O ataque de março de 2024

O ataque ocorreu a 29 de março de 2024, perto da casa de Zeraati, em Wimbledon, no sudoeste de Londres. Foi esfaqueado três vezes na coxa quando atravessava a rua em direção ao carro. O procurador Duncan Atkinson afirmou que os homens tinham feito reconhecimento prévio. Badea esfaqueou Zeraati, enquanto um terceiro homem, David Andrei, o imobilizou. Stana aguardava num Mazda 3 azul, registado por câmaras de vigilância.

Fuga e extradição

Após o ataque, os homens fugiram e saíram do Reino Unido num voo a partir de Heathrow. Foram detidos na Roménia, em dezembro de 2024, e extraditados para o Reino Unido. Ambos negaram as acusações. Badea disse desconhecer que Zeraati era jornalista; Stana afirmou ter ficado surpreendido quando os homens que transportava lhe disseram que tinha ocorrido um esfaqueamento.

Conclusão da juíza

A juíza Bobbie Cheema-Grubb afirmou que as provas indicavam de forma esmagadora que o ataque fora cometido em nome do governo iraniano. Disse estar convencida de que se tratou de um ataque realizado por conta e em benefício de uma potência estrangeira. Zeraati era um crítico conhecido do regime e já tinha sido ameaçado, tal como membros da sua família. Na opinião da juíza, Stana deveria ter percebido que o ataque, dirigido e grave, era realizado em nome do Irão, pelo que recebeu a pena mais longa.
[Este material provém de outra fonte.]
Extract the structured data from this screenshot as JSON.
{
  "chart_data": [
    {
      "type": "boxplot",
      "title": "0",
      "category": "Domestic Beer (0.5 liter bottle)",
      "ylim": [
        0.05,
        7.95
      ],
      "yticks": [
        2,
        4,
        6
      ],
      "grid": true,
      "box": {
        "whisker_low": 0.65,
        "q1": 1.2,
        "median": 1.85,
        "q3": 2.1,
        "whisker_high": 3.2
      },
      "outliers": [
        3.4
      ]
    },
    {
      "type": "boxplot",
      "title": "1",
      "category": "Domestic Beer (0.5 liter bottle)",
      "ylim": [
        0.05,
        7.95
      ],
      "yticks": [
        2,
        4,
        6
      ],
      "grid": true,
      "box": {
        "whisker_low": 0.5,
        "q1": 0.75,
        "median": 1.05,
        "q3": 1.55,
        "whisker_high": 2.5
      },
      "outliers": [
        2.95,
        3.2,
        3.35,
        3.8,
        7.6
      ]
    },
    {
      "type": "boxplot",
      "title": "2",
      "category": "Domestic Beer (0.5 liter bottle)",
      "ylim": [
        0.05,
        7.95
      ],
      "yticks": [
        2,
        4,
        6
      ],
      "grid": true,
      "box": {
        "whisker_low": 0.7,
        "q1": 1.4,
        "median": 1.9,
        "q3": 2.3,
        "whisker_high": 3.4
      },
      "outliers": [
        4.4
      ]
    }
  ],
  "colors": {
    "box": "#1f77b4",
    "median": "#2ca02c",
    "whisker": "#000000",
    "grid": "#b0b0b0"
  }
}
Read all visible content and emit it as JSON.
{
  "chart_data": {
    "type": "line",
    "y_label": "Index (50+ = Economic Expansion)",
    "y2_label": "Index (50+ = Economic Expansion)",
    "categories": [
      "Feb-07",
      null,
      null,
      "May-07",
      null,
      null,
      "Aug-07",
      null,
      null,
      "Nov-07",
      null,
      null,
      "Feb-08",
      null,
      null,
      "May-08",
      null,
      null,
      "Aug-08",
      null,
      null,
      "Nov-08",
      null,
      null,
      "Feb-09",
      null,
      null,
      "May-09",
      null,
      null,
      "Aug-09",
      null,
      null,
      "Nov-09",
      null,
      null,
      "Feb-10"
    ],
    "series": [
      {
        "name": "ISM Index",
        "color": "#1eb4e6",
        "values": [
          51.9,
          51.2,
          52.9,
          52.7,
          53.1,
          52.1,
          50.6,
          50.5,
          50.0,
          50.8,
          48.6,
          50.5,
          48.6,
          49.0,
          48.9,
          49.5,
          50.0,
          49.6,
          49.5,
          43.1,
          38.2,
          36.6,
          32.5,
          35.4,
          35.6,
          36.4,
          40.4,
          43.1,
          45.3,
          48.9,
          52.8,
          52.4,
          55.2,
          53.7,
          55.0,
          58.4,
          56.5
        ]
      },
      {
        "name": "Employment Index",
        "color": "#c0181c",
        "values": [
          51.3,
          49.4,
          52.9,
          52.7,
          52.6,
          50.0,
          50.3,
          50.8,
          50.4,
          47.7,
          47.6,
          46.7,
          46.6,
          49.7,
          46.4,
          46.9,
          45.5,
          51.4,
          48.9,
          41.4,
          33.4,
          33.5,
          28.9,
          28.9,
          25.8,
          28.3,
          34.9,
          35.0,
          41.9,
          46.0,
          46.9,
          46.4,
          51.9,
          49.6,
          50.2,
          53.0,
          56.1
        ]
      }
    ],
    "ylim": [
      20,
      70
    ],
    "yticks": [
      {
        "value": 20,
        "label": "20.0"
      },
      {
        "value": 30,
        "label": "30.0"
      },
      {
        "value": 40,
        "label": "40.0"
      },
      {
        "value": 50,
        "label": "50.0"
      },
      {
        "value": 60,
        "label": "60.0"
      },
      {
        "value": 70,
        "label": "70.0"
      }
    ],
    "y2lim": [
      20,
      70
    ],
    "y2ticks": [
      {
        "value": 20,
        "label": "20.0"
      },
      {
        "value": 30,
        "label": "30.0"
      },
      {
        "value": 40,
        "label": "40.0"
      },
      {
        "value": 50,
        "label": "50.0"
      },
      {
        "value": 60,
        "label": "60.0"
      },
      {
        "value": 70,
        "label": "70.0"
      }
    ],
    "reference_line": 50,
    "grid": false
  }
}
Reação das autoridades britânicas

A ministra britânica da Segurança, Angela Eagle, classificou o ataque como «abominável» e afirmou que fora cometido em nome do Irão antes de os homens fugirem. Disse que quem cometer crimes no Reino Unido em nome de um Estado estrangeiro será identificado, processado e punido. Kris Wright, chefe da polícia antiterrorista de Londres, declarou que as pessoas recrutadas por Estados estrangeiros para operações deste tipo serão detidas e levadas à justiça.

Impacto na vítima

Zeraati recebeu tratamento de emergência e regressou ao trabalho no mês seguinte, afirmando que «o espetáculo tem de continuar». Na declaração sobre o impacto do crime, disse que ficou «assustado e ansioso» e que se mudou para o estrangeiro por receio de possíveis represálias.

Contexto mais amplo

Iran International, instalado num edifício altamente protegido no oeste de Londres, foi classificado por Teerão como «organização terrorista» em 2022, tal como o serviço persa da BBC. Os serviços de segurança britânicos associam o Irão a um número crescente de conspirações no Reino Unido, nas quais intermediários criminosos visam meios de comunicação da oposição e a comunidade judaica. Em outubro de 2025, o diretor do MI5, Ken McCallum, afirmou que mais de 20 conspirações potencialmente letais apoiadas pelo Irão tinham sido frustradas nos doze meses anteriores.

Conclusão

As penas encerram o processo britânico contra os dois arguidos romenos. A juíza relacionou o ataque com os interesses de uma potência estrangeira, enquanto o Irão nega qualquer envolvimento. O caso evidencia também os riscos de segurança enfrentados pelos meios de oposição no exílio e o alegado recurso a intermediários criminosos em operações dirigidas do estrangeiro.

Desenho da sala de audiências com advogados e dois arguidos atrás de um vidro.